There were reductions in multiple lipid species, including sphingomyelins and phosphatidylcholines and steroids including dehydroisoandrosterone-sulfate (DHEA-S) and metabolites, in patients with PAH, especially in those with poor clinical outcomes. Some of these may relate to developing insulin resistance but may also act more directly as sources of cellular signaling molecules, including eicosanoids, prostacyclin being the most relevant to PAH. In contrast to previous reports, circulating tryptophan metabolites were increased, but this tracked with a marker of liver dysfunction (bilirubin levels). This emphasizes the importance of interpreting circulating metabolomic profiles in the context of systems biology, and investigating the relevance to diseased tissue measurements can provide more direct evidence of action at the site of pathology.

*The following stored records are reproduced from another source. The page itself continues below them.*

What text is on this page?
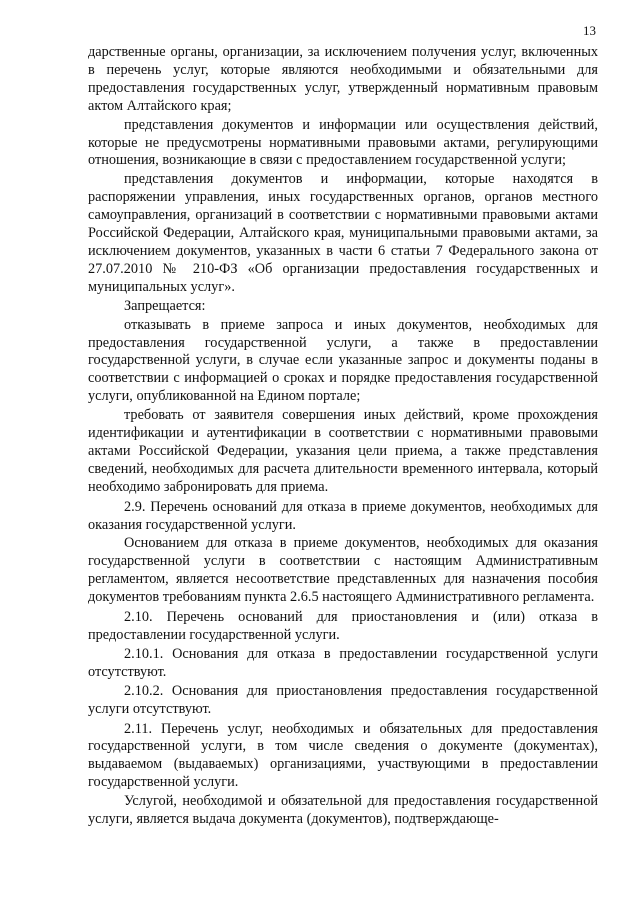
13

дарственные органы, организации, за исключением получения услуг, включенных в перечень услуг, которые являются необходимыми и обязательными для предоставления государственных услуг, утвержденный нормативным правовым актом Алтайского края;

представления документов и информации или осуществления действий, которые не предусмотрены нормативными правовыми актами, регулирующими отношения, возникающие в связи с предоставлением государственной услуги;

представления документов и информации, которые находятся в распоряжении управления, иных государственных органов, органов местного самоуправления, организаций в соответствии с нормативными правовыми актами Российской Федерации, Алтайского края, муниципальными правовыми актами, за исключением документов, указанных в части 6 статьи 7 Федерального закона от 27.07.2010 № 210-ФЗ «Об организации предоставления государственных и муниципальных услуг».

Запрещается:

отказывать в приеме запроса и иных документов, необходимых для предоставления государственной услуги, а также в предоставлении государственной услуги, в случае если указанные запрос и документы поданы в соответствии с информацией о сроках и порядке предоставления государственной услуги, опубликованной на Едином портале;

требовать от заявителя совершения иных действий, кроме прохождения идентификации и аутентификации в соответствии с нормативными правовыми актами Российской Федерации, указания цели приема, а также представления сведений, необходимых для расчета длительности временного интервала, который необходимо забронировать для приема.

2.9. Перечень оснований для отказа в приеме документов, необходимых для оказания государственной услуги.

Основанием для отказа в приеме документов, необходимых для оказания государственной услуги в соответствии с настоящим Административным регламентом, является несоответствие представленных для назначения пособия документов требованиям пункта 2.6.5 настоящего Административного регламента.

2.10. Перечень оснований для приостановления и (или) отказа в предоставлении государственной услуги.

2.10.1. Основания для отказа в предоставлении государственной услуги отсутствуют.

2.10.2. Основания для приостановления предоставления государственной услуги отсутствуют.

2.11. Перечень услуг, необходимых и обязательных для предоставления государственной услуги, в том числе сведения о документе (документах), выдаваемом (выдаваемых) организациями, участвующими в предоставлении государственной услуги.

Услугой, необходимой и обязательной для предоставления государственной услуги, является выдача документа (документов), подтверждающе-
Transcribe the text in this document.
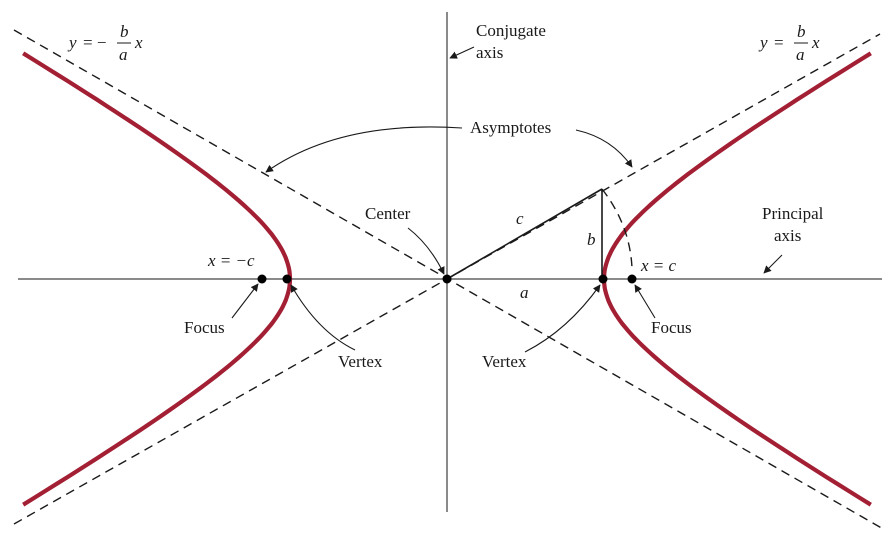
Conjugate
axis
Asymptotes
Center	Principal
axis
Focus
Vertex	Vertex
Focus
c
b
a
x = −c	x = c
y = −
b
a
x	y =
b
a
x
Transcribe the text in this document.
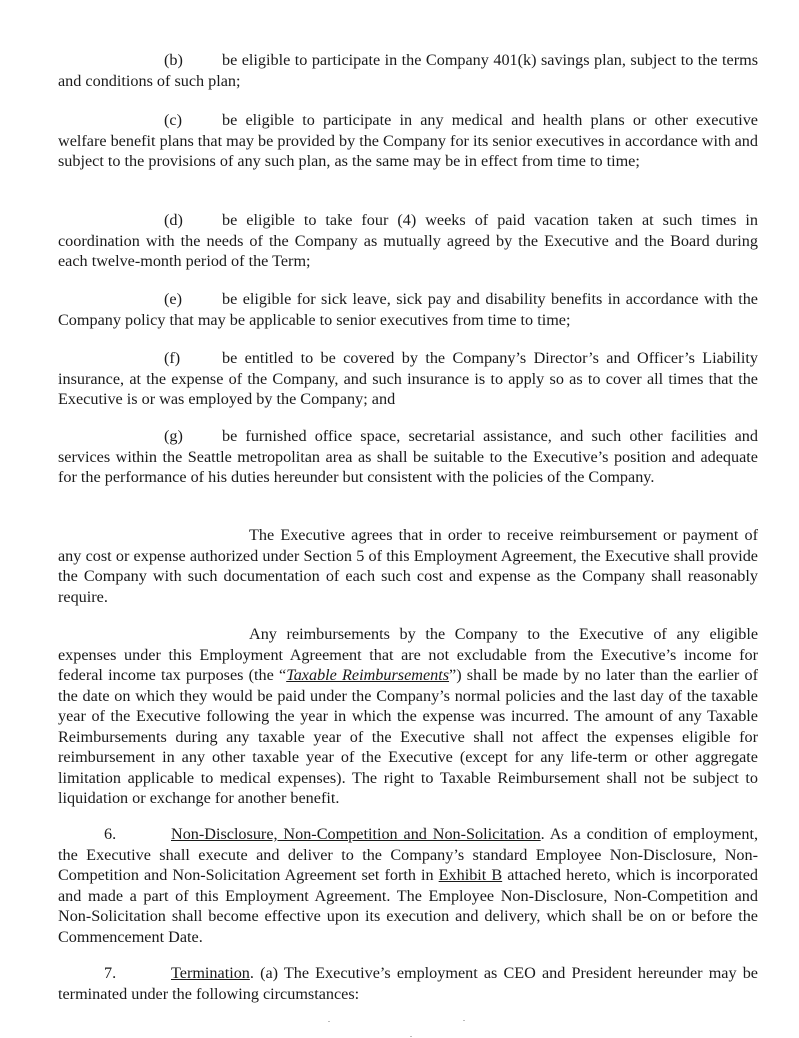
(b) be eligible to participate in the Company 401(k) savings plan, subject to the terms and conditions of such plan;

(c) be eligible to participate in any medical and health plans or other executive welfare benefit plans that may be provided by the Company for its senior executives in accordance with and subject to the provisions of any such plan, as the same may be in effect from time to time;

(d) be eligible to take four (4) weeks of paid vacation taken at such times in coordination with the needs of the Company as mutually agreed by the Executive and the Board during each twelve-month period of the Term;

(e) be eligible for sick leave, sick pay and disability benefits in accordance with the Company policy that may be applicable to senior executives from time to time;

(f)	be entitled to be covered by the Company’s Director’s and Officer’s Liability insurance, at the expense of the Company, and such insurance is to apply so as to cover all times that the Executive is or was employed by the Company; and

(g) be furnished office space, secretarial assistance, and such other facilities and services within the Seattle metropolitan area as shall be suitable to the Executive’s position and adequate for the performance of his duties hereunder but consistent with the policies of the Company.

The Executive agrees that in order to receive reimbursement or payment of any cost or expense authorized under Section 5 of this Employment Agreement, the Executive shall provide the Company with such documentation of each such cost and expense as the Company shall reasonably require.

Any reimbursements by the Company to the Executive of any eligible expenses under this Employment Agreement that are not excludable from the Executive’s income for federal income tax purposes (the “Taxable Reimbursements”) shall be made by no later than the earlier of the date on which they would be paid under the Company’s normal policies and the last day of the taxable year of the Executive following the year in which the expense was incurred. The amount of any Taxable Reimbursements during any taxable year of the Executive shall not affect the expenses eligible for reimbursement in any other taxable year of the Executive (except for any life-term or other aggregate limitation applicable to medical expenses). The right to Taxable Reimbursement shall not be subject to liquidation or exchange for another benefit.

6.	Non-Disclosure, Non-Competition and Non-Solicitation. As a condition of employment, the Executive shall execute and deliver to the Company’s standard Employee Non-Disclosure, Non-Competition and Non-Solicitation Agreement set forth in Exhibit B attached hereto, which is incorporated and made a part of this Employment Agreement. The Employee Non-Disclosure, Non-Competition and Non-Solicitation shall become effective upon its execution and delivery, which shall be on or before the Commencement Date.

7.	Termination. (a) The Executive’s employment as CEO and President hereunder may be terminated under the following circumstances:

USE AS A PROGNOSTIC MARKER
The observation that metabolite profiles are most disturbed in PAH patients with a poor clinical outcome has 2 implications. First, measurements of circulating metabolites in the clinic could provide useful information in terms of stratifying patients by prognosis. Second, medications capable of reversing the metabolic changes observed may be more likely to succeed in treating the disease. But these claims need to be examined prospectively and compared with prognostic risk equations such as the REVEAL score,22 and alternative candidates such as proteomic measurements from patients with PAH.23 Establishing the role of these metabolites in the pathology of PAH is also key to adoption of measurements in clinical practice.
FUTURE DIRECTIONS
There is considerable interest in whether metabolomic profiles differentiate subclasses of PH. In the first instance, this will require broadening cohort studies to collect samples from patients presenting with a tentative diagnosis of PH. Studies showing altered metabolite profiles including blood tyrosine, ornithine, thyroid stimulating hormone, and phenylalanine levels in persistent PH of newborns already highlight that metabolic disturbances may occur early in multiple presentations of PH.24 The question of tissue origin of the circulating metabolites of interest in PAH is also a pressing concern. Sampling of patients at multiple anatomic locations as well as studies in specific tissues and cells will help answer this. Efforts toward these goals are underway in the United Kingdom and in the United States as part of the PVDomics study.25
CONCLUSION
High-throughput technologies have broadened our understanding of the metabolic disturbances in PAH far beyond the earlier studies focusing on the Warburg effect of switching to glycolytic metabolism as observed in cancers. Multiple studies have made complementary findings that encourage belief in the robustness of the associations between PAH disease burden and shifts in the way metabolites are transported and used, for example, in the failing right ventricle. The clinical utility of these measurements will depend on the development of easy-to-use assay formats that can be deployed in the clinic or in the longer term, assimilation of full metabolic profiling into clinical laboratories. Preclinical studies will define the importance and function of these metabolites, and therapeutic strategies to correct those implicated directly in the pathogenesis of PAH need to be explored.